A pioneering project by the British Library to digitally store records could serve as a textbook example of sound data management, analysts believe.
If your company is struggling to handle spiralling volumes of data then spare a thought for the IT staff at the British Library, whose collection of more than 150 million items covers every age and place of written civilisation.
Although in its early stages, the project can be broken down into three main areas:
- Building a digital library store to help create a national digital library
- Making records more accessible for users.
Undertaking something as ambitious as the British Library's wide-ranging digitisation scheme would make most IT managers shudder but there are common themes that can be applied to other major data-intensive projects.
For example, analysts have highlighted the importance of content management in a project of this scale. Sue Clarke, senior research analyst at Butler Group, explained, "At the back-end you will need a good content management system that will be able to handle digital content such as photos."
Content management systems use a database as a repository for information and the actual choice of database is of paramount importance, said Clarke.
Most content management systems use a relational database although she believes that a system employing an object database could be a better choice. She said, "An object database handles digital content better and there is at least one content management solution on the market that employs an object database for its content, both analogue and digital."
All organisations face the threat of losing data through a technical failure such as a computer crashing but the British Library also has to consider the issue of technological obsolescence. This is where files on old forms of storage are left stranded because the machines that are needed to run them have been ditched. For the British Library, digitisation is key.
Neil Smith, of the British Library's e-strategy and programmes, said, "The library intends to digitise significant and important items in its collection to enhance access to its collections. Digitisation can make resources available at the desktop to our existing users and to non-users or those for whom physical access is difficult."
When in 1477 Margery Brews of Norfolk wrote a Valentine missive to her fiancé John Paston she will have had little idea of the complex 21st century technology that went into saving it for future generations to read on the Internet.

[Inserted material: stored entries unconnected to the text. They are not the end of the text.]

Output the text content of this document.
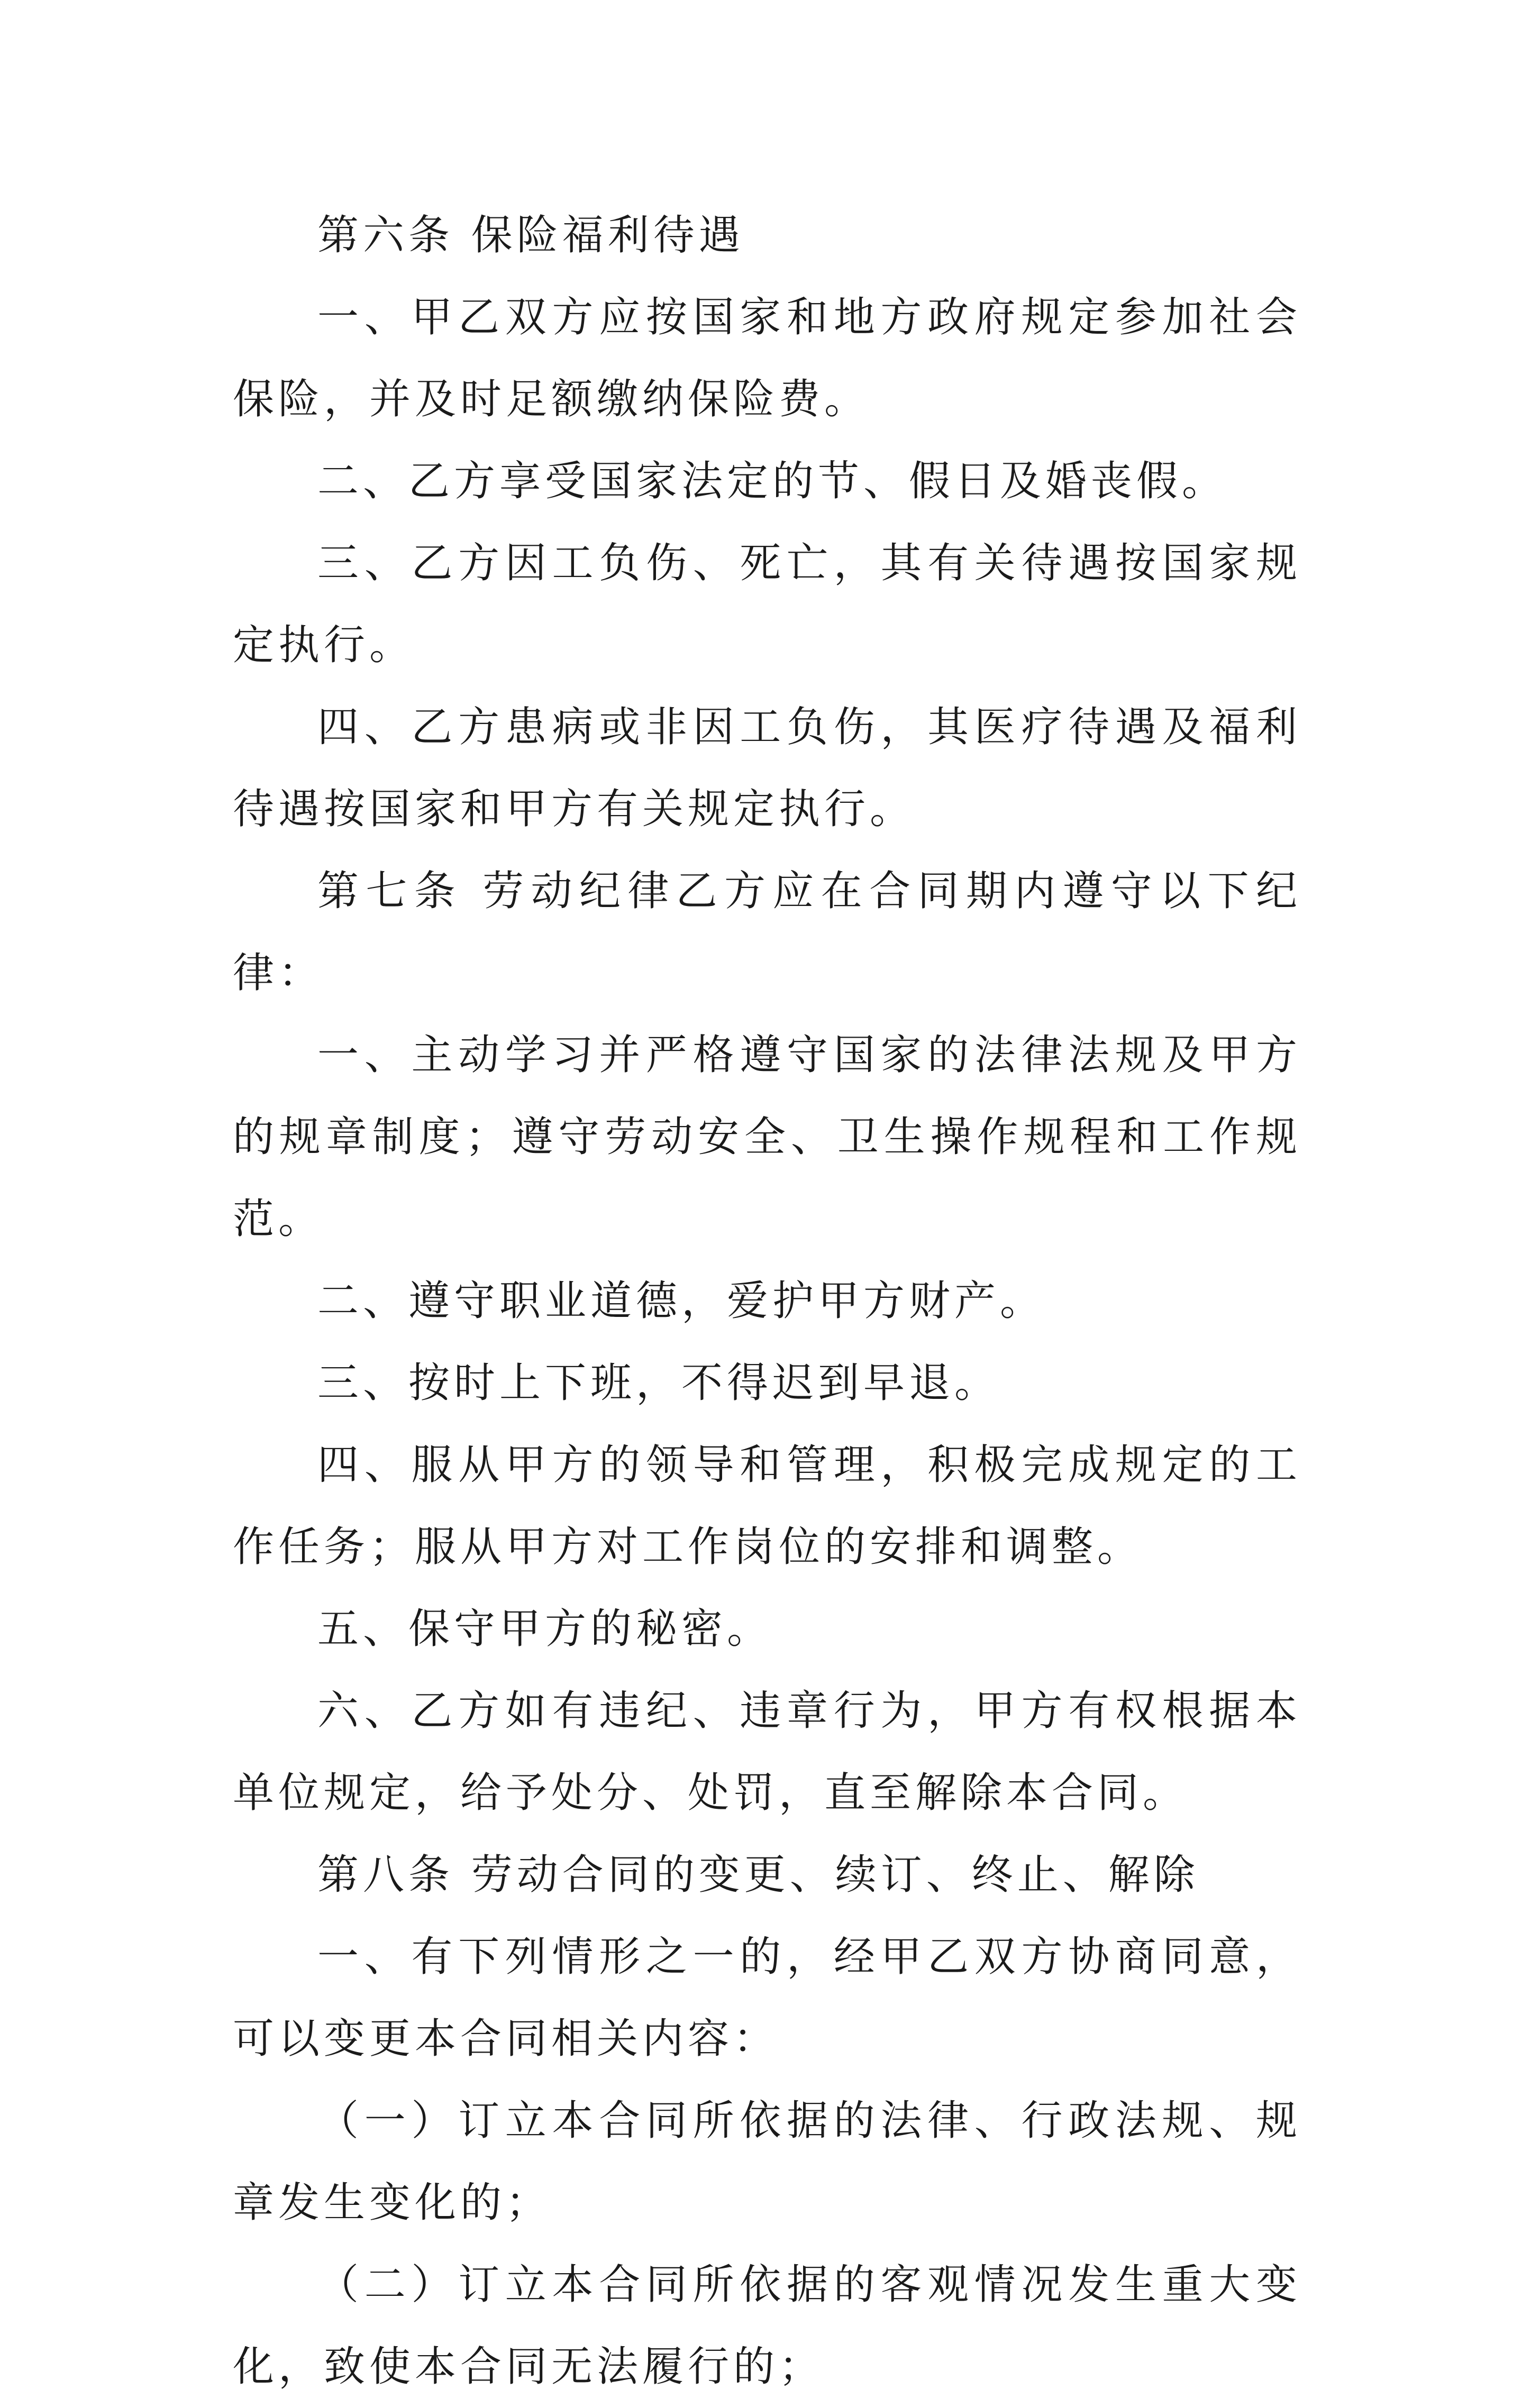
第六条 保险福利待遇

一、甲乙双方应按国家和地方政府规定参加社会保险，并及时足额缴纳保险费。

二、乙方享受国家法定的节、假日及婚丧假。

三、乙方因工负伤、死亡，其有关待遇按国家规定执行。

四、乙方患病或非因工负伤，其医疗待遇及福利待遇按国家和甲方有关规定执行。

第七条 劳动纪律乙方应在合同期内遵守以下纪律：

一、主动学习并严格遵守国家的法律法规及甲方的规章制度；遵守劳动安全、卫生操作规程和工作规范。

二、遵守职业道德，爱护甲方财产。

三、按时上下班，不得迟到早退。

四、服从甲方的领导和管理，积极完成规定的工作任务；服从甲方对工作岗位的安排和调整。

五、保守甲方的秘密。

六、乙方如有违纪、违章行为，甲方有权根据本单位规定，给予处分、处罚，直至解除本合同。

第八条 劳动合同的变更、续订、终止、解除

一、有下列情形之一的，经甲乙双方协商同意，可以变更本合同相关内容：

（一）订立本合同所依据的法律、行政法规、规章发生变化的；

（二）订立本合同所依据的客观情况发生重大变化，致使本合同无法履行的；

Nor indeed, would she have realised that her note would form part of one of the UK's most ambitious archiving projects.
Essentially, this Valentine's message is just the tip of a huge project. A British Library spokesman said, "Digitising collection items such as this is part of the library's ongoing commitment to make its collections more accessible to people, wherever they may be."

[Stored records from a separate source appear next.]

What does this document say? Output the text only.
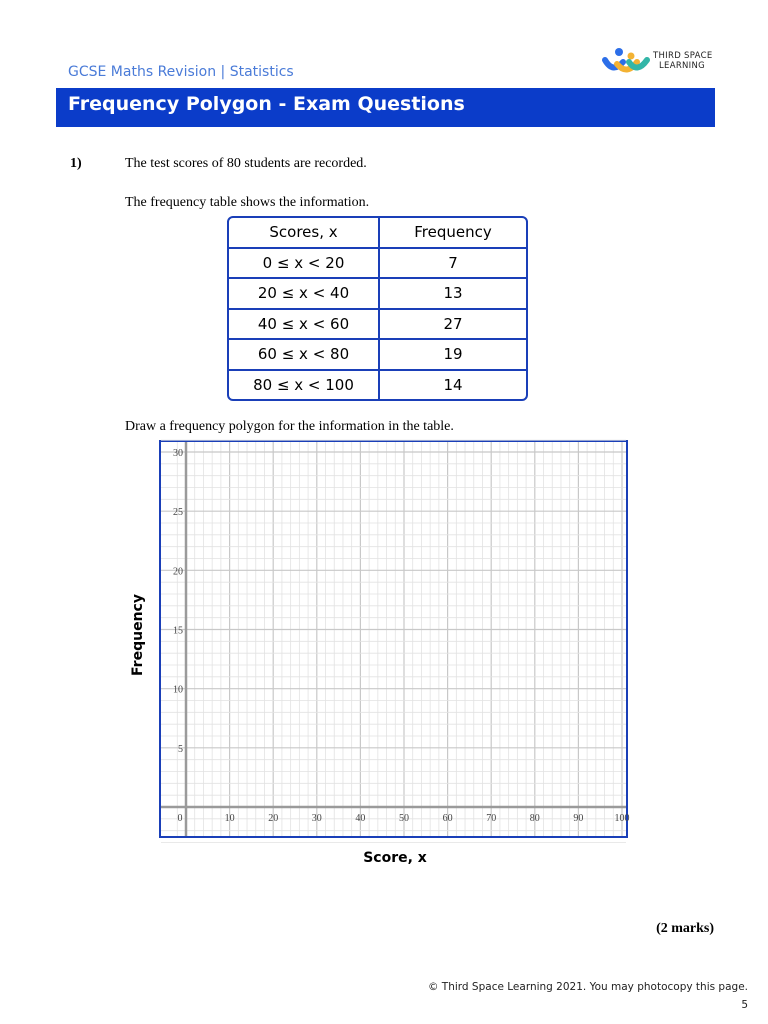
GCSE Maths Revision | Statistics
THIRD SPACE
LEARNING
Frequency Polygon - Exam Questions
1)	The test scores of 80 students are recorded.
The frequency table shows the information.
Scores, x	Frequency
0 ≤ x < 20	7
20 ≤ x < 40	13
40 ≤ x < 60	27
60 ≤ x < 80	19
80 ≤ x < 100	14
Draw a frequency polygon for the information in the table.
0	10	20	30	40	50	60	70	80	90	100
5
10
15
20
25
30
Frequency
Score, x
(2 marks)
© Third Space Learning 2021. You may photocopy this page.
5
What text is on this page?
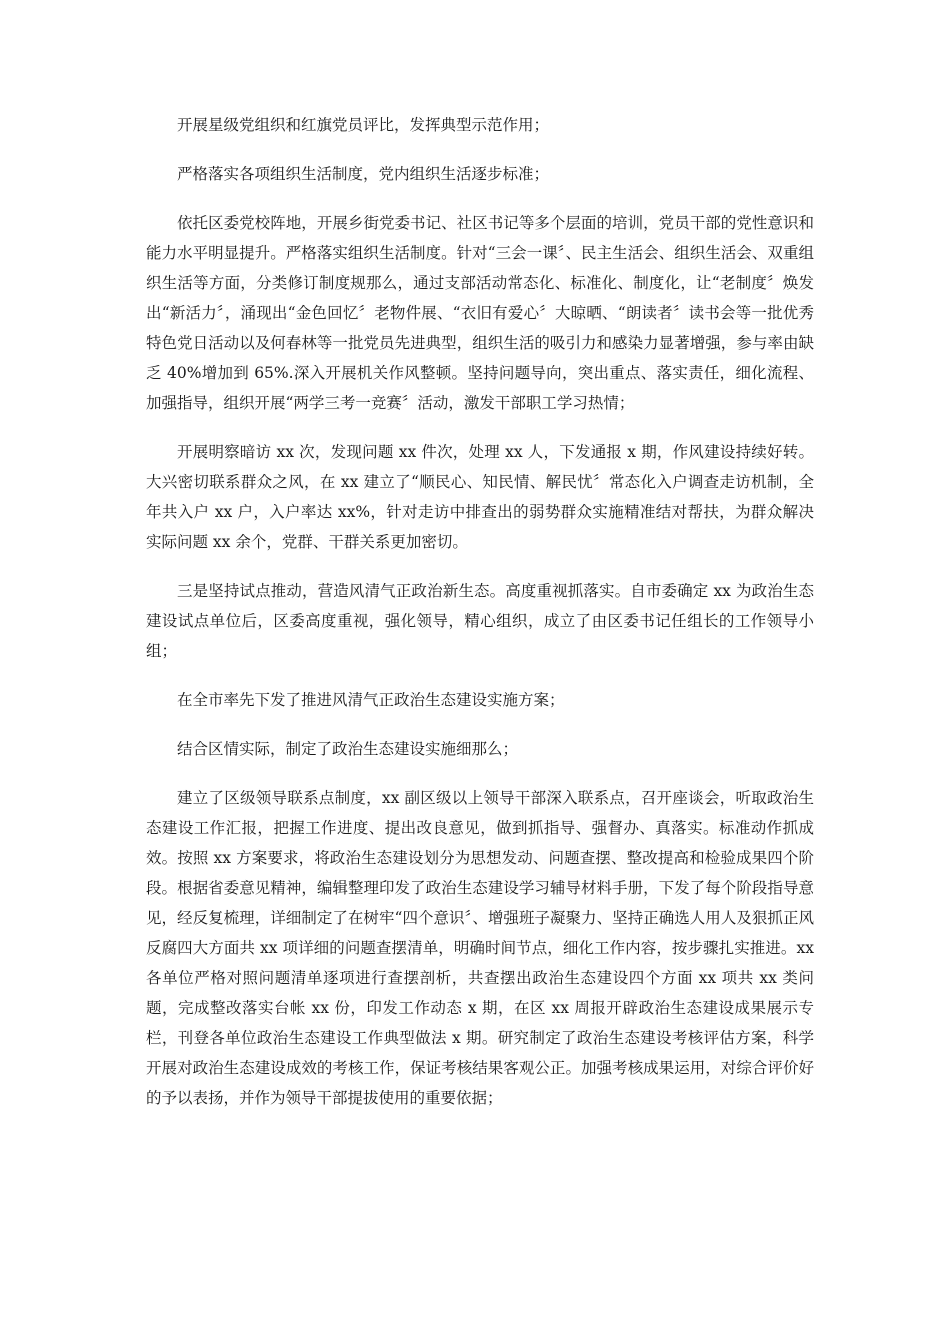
开展星级党组织和红旗党员评比，发挥典型示范作用；

严格落实各项组织生活制度，党内组织生活逐步标准；

依托区委党校阵地，开展乡街党委书记、社区书记等多个层面的培训，党员干部的党性意识和能力水平明显提升。严格落实组织生活制度。针对“三会一课〞、民主生活会、组织生活会、双重组织生活等方面，分类修订制度规那么，通过支部活动常态化、标准化、制度化，让“老制度〞焕发出“新活力〞，涌现出“金色回忆〞老物件展、“衣旧有爱心〞大晾晒、“朗读者〞读书会等一批优秀特色党日活动以及何春林等一批党员先进典型，组织生活的吸引力和感染力显著增强，参与率由缺乏 40%增加到 65%.深入开展机关作风整顿。坚持问题导向，突出重点、落实责任，细化流程、加强指导，组织开展“两学三考一竞赛〞活动，激发干部职工学习热情；

开展明察暗访 xx 次，发现问题 xx 件次，处理 xx 人，下发通报 x 期，作风建设持续好转。大兴密切联系群众之风，在 xx 建立了“顺民心、知民情、解民忧〞常态化入户调查走访机制，全年共入户 xx 户，入户率达 xx%，针对走访中排查出的弱势群众实施精准结对帮扶，为群众解决实际问题 xx 余个，党群、干群关系更加密切。

三是坚持试点推动，营造风清气正政治新生态。高度重视抓落实。自市委确定 xx 为政治生态建设试点单位后，区委高度重视，强化领导，精心组织，成立了由区委书记任组长的工作领导小组；

在全市率先下发了推进风清气正政治生态建设实施方案；

结合区情实际，制定了政治生态建设实施细那么；

建立了区级领导联系点制度，xx 副区级以上领导干部深入联系点，召开座谈会，听取政治生态建设工作汇报，把握工作进度、提出改良意见，做到抓指导、强督办、真落实。标准动作抓成效。按照 xx 方案要求，将政治生态建设划分为思想发动、问题查摆、整改提高和检验成果四个阶段。根据省委意见精神，编辑整理印发了政治生态建设学习辅导材料手册，下发了每个阶段指导意见，经反复梳理，详细制定了在树牢“四个意识〞、增强班子凝聚力、坚持正确选人用人及狠抓正风反腐四大方面共 xx 项详细的问题查摆清单，明确时间节点，细化工作内容，按步骤扎实推进。xx 各单位严格对照问题清单逐项进行查摆剖析，共查摆出政治生态建设四个方面 xx 项共 xx 类问题，完成整改落实台帐 xx 份，印发工作动态 x 期，在区 xx 周报开辟政治生态建设成果展示专栏，刊登各单位政治生态建设工作典型做法 x 期。研究制定了政治生态建设考核评估方案，科学开展对政治生态建设成效的考核工作，保证考核结果客观公正。加强考核成果运用，对综合评价好的予以表扬，并作为领导干部提拔使用的重要依据；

Like most public sector bodies, the British Library is under pressure to make as much information available to the public as possible. Last year it announced its New Strategic Directions document which put the Internet firmly at its core and outlined its plan for the next five to seven years. Central to this vision was the desire to make its collections more accessible to people via the Web.

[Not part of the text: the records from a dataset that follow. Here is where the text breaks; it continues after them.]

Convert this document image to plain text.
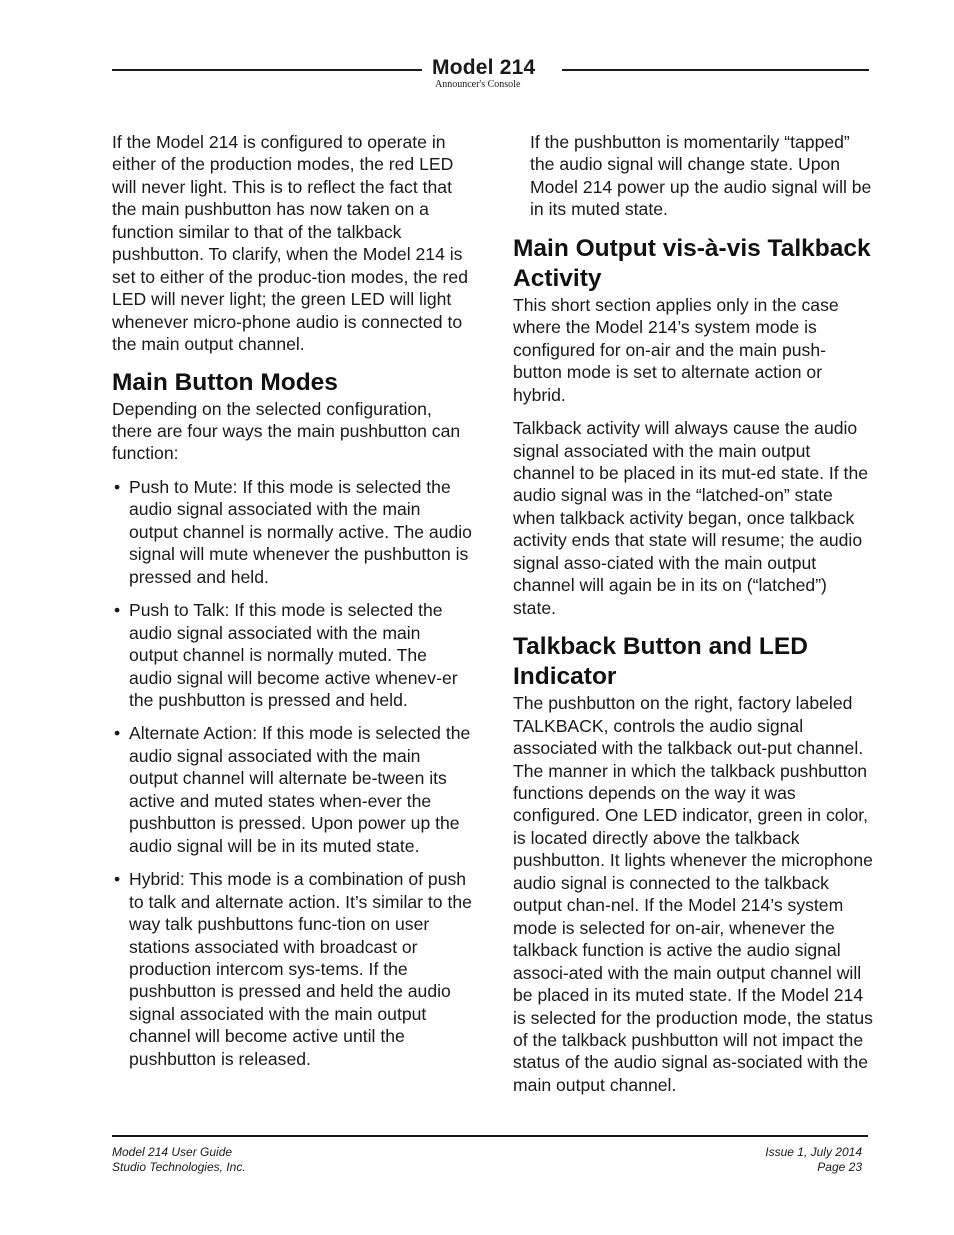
Model 214
Announcer's Console

If the Model 214 is configured to operate in either of the production modes, the red LED will never light. This is to reflect the fact that the main pushbutton has now taken on a function similar to that of the talkback pushbutton. To clarify, when the Model 214 is set to either of the produc-tion modes, the red LED will never light; the green LED will light whenever micro-phone audio is connected to the main output channel.

Main Button Modes

Depending on the selected configuration, there are four ways the main pushbutton can function:

• Push to Mute: If this mode is selected the audio signal associated with the main output channel is normally active. The audio signal will mute whenever the pushbutton is pressed and held.
• Push to Talk: If this mode is selected the audio signal associated with the main output channel is normally muted. The audio signal will become active whenev-er the pushbutton is pressed and held.
• Alternate Action: If this mode is selected the audio signal associated with the main output channel will alternate be-tween its active and muted states when-ever the pushbutton is pressed. Upon power up the audio signal will be in its muted state.
• Hybrid: This mode is a combination of push to talk and alternate action. It’s similar to the way talk pushbuttons func-tion on user stations associated with broadcast or production intercom sys-tems. If the pushbutton is pressed and held the audio signal associated with the main output channel will become active until the pushbutton is released.

If the pushbutton is momentarily “tapped” the audio signal will change state. Upon Model 214 power up the audio signal will be in its muted state.

Main Output vis-à-vis Talkback Activity

This short section applies only in the case where the Model 214’s system mode is configured for on-air and the main push-button mode is set to alternate action or hybrid.

Talkback activity will always cause the audio signal associated with the main output channel to be placed in its mut-ed state. If the audio signal was in the “latched-on” state when talkback activity began, once talkback activity ends that state will resume; the audio signal asso-ciated with the main output channel will again be in its on (“latched”) state.

Talkback Button and LED Indicator

The pushbutton on the right, factory labeled TALKBACK, controls the audio signal associated with the talkback out-put channel. The manner in which the talkback pushbutton functions depends on the way it was configured. One LED indicator, green in color, is located directly above the talkback pushbutton. It lights whenever the microphone audio signal is connected to the talkback output chan-nel. If the Model 214’s system mode is selected for on-air, whenever the talkback function is active the audio signal associ-ated with the main output channel will be placed in its muted state. If the Model 214 is selected for the production mode, the status of the talkback pushbutton will not impact the status of the audio signal as-sociated with the main output channel.

Model 214 User Guide
Studio Technologies, Inc.
Issue 1, July 2014
Page 23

With this in mind, the library is developing a digital library store which forms an integral part of its plan to build a national digital library. Launched in 2000 as part of a 10-year multimillion-pound joint venture with IBM, this store will allow the library to preserve and access electronic materials indefinitely.
The materials to be stored here include existing digital formats such as CD-Roms and items published on the Web, as well as digital copies of analogue objects. The library has already created digitised copies of some of its greatest treasures, such as the Lindisfarne Gospels and the notebooks of Leonardo da Vinci.
Of course, storing the data in this type of project is one thing, but organisations also need to consider how they will protect their data while ensuring availability. Clarke said, "If you want to ensure that there is 24x7 availability then you will have to have some disaster recovery facility in place."
Digital images also have a significant knock-on effect on a company's data storage arrangements.
Analyst firm IDC recently highlighted the fact that storage is now a strategic issue, so organisations need to consider their future needs when getting involved in major storage projects. Clarke said, "You have to also consider the scalability of your storage." Digital images can take up a lot of space, she warned.
In practical terms, the digital library store means that electronically created and stored material will survive future technology changes. This is a major issue in the research world. The US has already admitted, for example, that a significant amount of Nasa data on the early space programme was lost when the technology it was stored on became obsolete.
The digital library store is being designed according to the Open Archival Information System reference model, which relies heavily on a description of data known as meta data. This means that digital objects can be moved to new hardware or software platforms as technology develops.
The solution devised by IBM involves constructing and storing preservation meta data for every digital item in the collection. In effect, the meta data preserves access to the object and can provide a range of information on it.
The library spokesman said, "The preservation meta data records any changes made to the original object and thus supports preservation of long-term access, whilst retaining the history of the object in digital form."
Preserving and storing digital materials while still allowing long-term access is an ongoing dilemma for major research libraries around the world. The British Library, for example, is currently working with other organisations, such as the Dutch national library and IBM, to work out the best long-term strategy.
The British Library also hopes to enable users to search remotely for items when the digital library store is fully up and running. The spokesman said, "When the store and supporting systems are fully implemented, users of the British Library will be able to retrieve objects held in the digital store at workstations in the reading rooms or remotely."
Meanwhile organisations in both public and private sectors could pick up some useful data management tips from the British Library's digitisation project so far.
Early digitisation successes
There have already been a number of success stories that have emerged as part of the digitisation scheme. For example, the library has already launched a Web site allowing academics to explore rare copies of the Gutenberg Bible - the oldest surviving printed book in the Western World. Johannes Gutenberg's Bible was printed in Mainz, Germany, in around 1455 and only 48 copies (of which the British Library has two) and a few fragments have survived. Using the Web site, users can magnify images of the Bible's pages, allowing them to examine details not visible on the original printed copies. Another success is the "turning the pages" project, which gives library users electronic access to medieval manuscripts.
Benefits of the digital library store
- Add new electronic materials to the digital store, including new formats as they come onstream
- Automatically construct meta data from the object itself - effectively saving staff resources
- Achieve zero loss of data from the store and provide a secure environment for the library's digital collection items
- Enable the migration or emulation of objects in the store in order to preserve long-term access
- Exchange meta data with other library IT systems for management information and budgetary purposes.